The scenery is gradually being upgraded as time permits. Buildings are by Metcalf (card kits), scenic papers are by Scalescenes, and there's nothing there that you couldn't do yourself.

Rolling stock is varied, and probably needs its own page to cover more fully. There are lots of standard products from Graham Farish, Dapol, and Peco, with older items from Minitrix and Lima. Some specialist kit items comes from Worlsey Works, Taylor Precision Models (TPM), the N Gauge Society, Parkwood, and others.

Some locos have undergone re-sprays by Mk1resprays, MGC Services, HeritageN, and N'thusiast.

For the future... the fiddle yard really needs an upgrade.
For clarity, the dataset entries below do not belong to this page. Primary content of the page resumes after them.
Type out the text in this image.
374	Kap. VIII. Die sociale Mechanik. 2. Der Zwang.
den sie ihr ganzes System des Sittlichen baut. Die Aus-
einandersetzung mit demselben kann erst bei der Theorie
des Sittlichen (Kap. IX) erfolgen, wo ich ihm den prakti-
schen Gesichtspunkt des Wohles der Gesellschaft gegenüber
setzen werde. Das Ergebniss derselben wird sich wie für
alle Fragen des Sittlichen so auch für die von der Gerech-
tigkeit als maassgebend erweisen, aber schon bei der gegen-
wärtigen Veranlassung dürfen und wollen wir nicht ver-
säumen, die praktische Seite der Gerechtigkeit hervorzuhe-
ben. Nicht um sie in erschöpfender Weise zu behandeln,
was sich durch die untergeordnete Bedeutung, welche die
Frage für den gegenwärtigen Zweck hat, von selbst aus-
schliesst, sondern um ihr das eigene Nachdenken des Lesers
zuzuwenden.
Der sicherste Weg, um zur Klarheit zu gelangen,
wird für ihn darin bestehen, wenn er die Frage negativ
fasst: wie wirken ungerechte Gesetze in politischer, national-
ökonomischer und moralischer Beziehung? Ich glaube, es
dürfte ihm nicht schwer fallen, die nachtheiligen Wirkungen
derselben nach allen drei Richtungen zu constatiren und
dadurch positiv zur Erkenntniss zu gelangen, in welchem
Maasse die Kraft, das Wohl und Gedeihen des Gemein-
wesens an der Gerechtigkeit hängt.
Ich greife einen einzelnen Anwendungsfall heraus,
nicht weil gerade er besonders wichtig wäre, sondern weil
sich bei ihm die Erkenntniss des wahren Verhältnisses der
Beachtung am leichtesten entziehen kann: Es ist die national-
We'd also like to add working signals (with one working signal already in place - see if you can spot it), improve point control, and undertake a complete rewiring as everything is currently squashed into two inch square electrical trunking, making any fault difficult to find - not much to do then!

Work in 2016 covered some of this, with some radical rewiring of the control panels and associated under-board wiring, plus some scenic changes at the back. Operating the layout is now a bit more complicated but many more train movements can be carried out at once, making for an even-more busy layout during shows.

The layout also appeared in the October 2016 edition of Railway Modeller, Vol 67 No 792 pp 844-849.